Which brings us back around to Fernando Haddad and the very bad math:

Bolsonaro: 46.03%
Haddad: 29.28%
Gomes: 12.47%
Alckmin: 4.76%
Amoedo: 2.50%
Daciolo: 1.26%
Meirelles: 1.20%
Silva: 1.0%
Dias: 0.8%
Lucia: 0.05%
Eymael: 0.04%
Goulart: 0.03%

Haddad finished 16.75% back from Bolsonaro. That translates to roughly 17 million votes or so that he somehow needs to find in the next two weeks. It gets easier, because everybody else on that long-ass list right there is now out of the picture. If you add up everybody else's vote share and tack them you get 24.69% and if it all swings to Haddad it should put him over the top with 53.97%. (The vote share total for all the rest is about 26 million votes.) That's still a hell of a swing to count on- I'm not sure- because primarily I'm not in Brazil so I don't really have a good idea of what's going on 'on the ground' as it were- but I don't think you'll see what happened in France when the LePens got through to their respective seconds rounds happen here. I could be wrong- maybe everyone will close ranks against Bolsonaro and Haddad will wrap this up no problem. But I also think that if he is (as John Oliver seemed to indicate) running as a Diet Lula, as it were that might be a problem to an electorate pissed off about a massive corruption scandal, insanely high crime rates and coming off of the worst recession it's seen ever.

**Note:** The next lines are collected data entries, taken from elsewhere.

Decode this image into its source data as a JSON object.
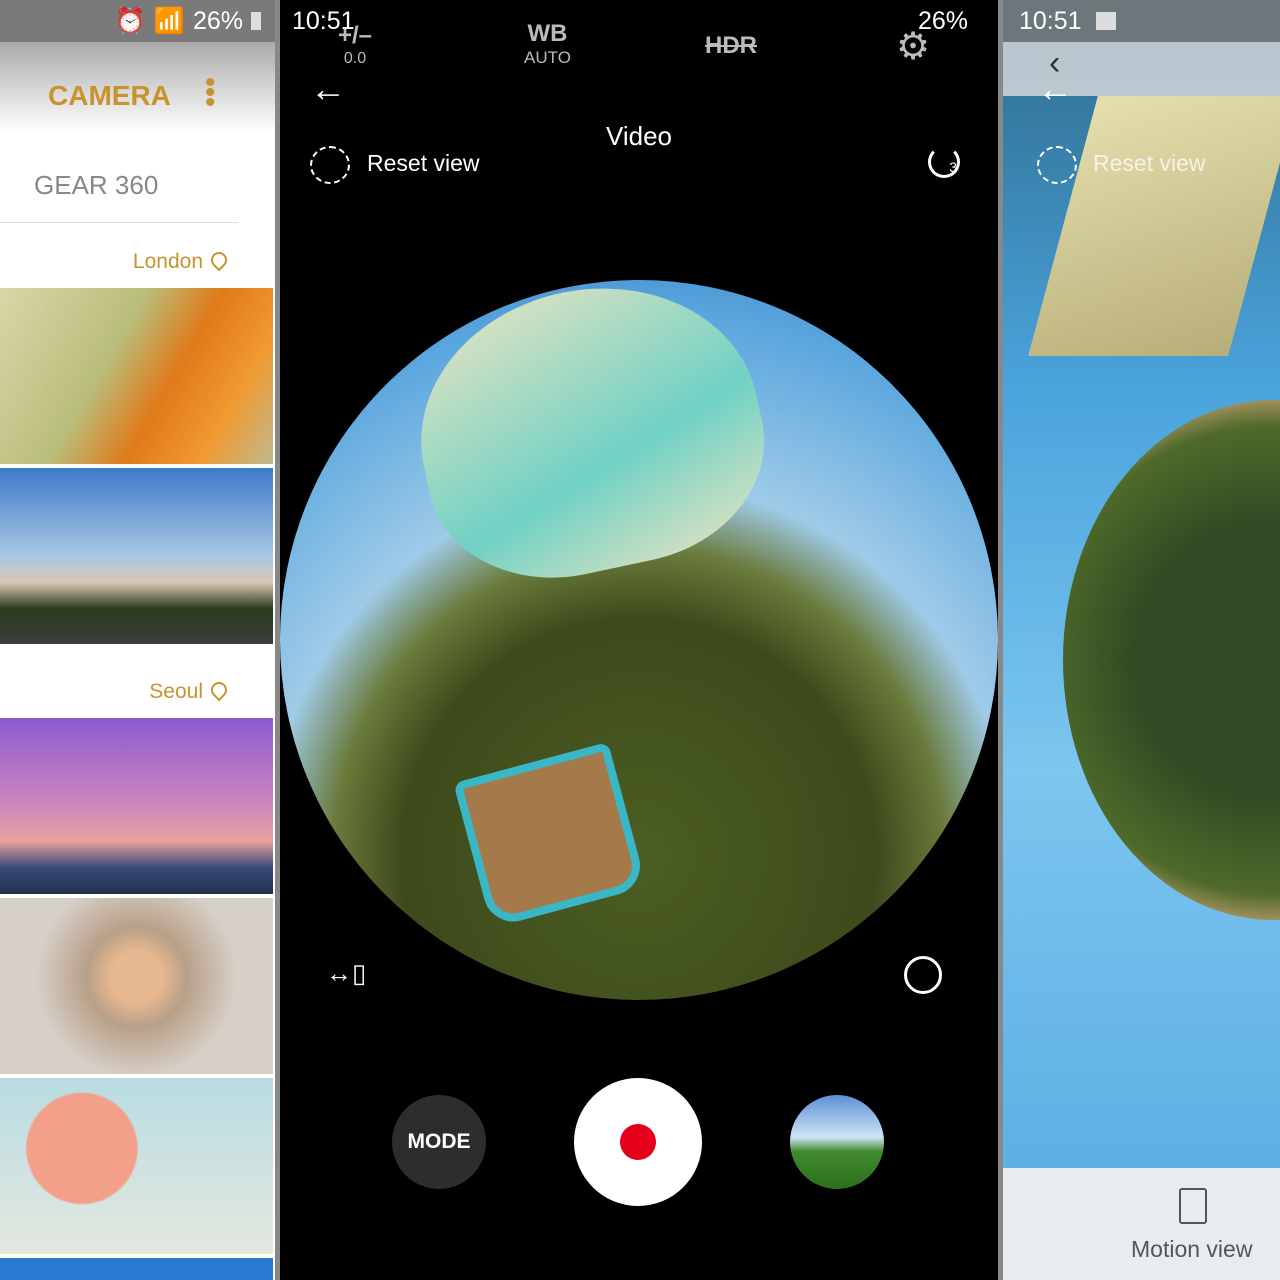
{
  "left": {
    "status": {
      "battery": "26%"
    },
    "title": "CAMERA",
    "menu_icon": "more-vert-icon",
    "device": "GEAR 360",
    "groups": [
      {
        "location": "London"
      },
      {
        "location": "Seoul"
      }
    ]
  },
  "center": {
    "status": {
      "time": "10:51",
      "battery": "26%"
    },
    "exposure": {
      "label": "+/–",
      "value": "0.0"
    },
    "wb": {
      "label": "WB",
      "value": "AUTO"
    },
    "hdr": "HDR",
    "reset_view": "Reset view",
    "mode_title": "Video",
    "timer_value": "3",
    "mode_button": "MODE",
    "record_color": "#e3001b"
  },
  "right": {
    "status": {
      "time": "10:51"
    },
    "reset_view": "Reset view",
    "motion_view": "Motion view"
  },
  "colors": {
    "accent": "#c8922e"
  }
}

(But what the hell do I know? I'm not in Brazil.)

Here's the bad news in all of this: every time Brazil has gone to a runoff, whomever has won the first round ends up winning the second round and thus, the whole damn thing. Haddad's 16.75% gap after the first round isn't even the largest on record: that honor goes to Jose Serra in 2002, who finished 23.25% back from Lula da Silva after the first round of that election. 2006 and 2014 had the narrowest gaps, with 6.77% and 8.04% separating the top two candidates after the first round. But 2006 is kind of a red herring: Lula ended up blowing Alckmin out of the water in the second round, taking 60.83% of the vote compared to 39.17%. (That's right, Alckmin somehow managed to lose votes between the first and second rounds.)

So really, we have to look to 2014 if we want something to hang out hats on. The gap after the first round was 8.04% between then President Dilma Rousseff and Aecio Neves... it narrowed to 3.28% in the final results. Neves managed to pick up 16 million new votes between the first two rounds. It wasn't enough, because President Rousseff picked up 11 million votes of her own. (Neves is actually a pretty colorful character.)

In short, the patterns seen in Brazilian elections aren't good news for Haddad. Not only does he have to close the gap in two weeks, he's got to pass Bolsonaro. If he manages it, it'll be the first time in the history of Brazil's democracy that the candidate who lost in the first round came back to win in the second round. Candidates can lose votes between the first and second rounds- that's been done before, so there's always the hope that Bolsonaro proves to be his own worst enemy, but Haddad has a huge gap to close and not a lot of time to do it in.

I hope I'm wrong, but at this point it seems like Bolsonaro's to lose.

*Yes, our democracy started with a limited franchise and it's barely one hundred years into a dictionary definition of universal suffrage and really only five-six decades into real actual universal suffrage if you really want to get nitpicky about it.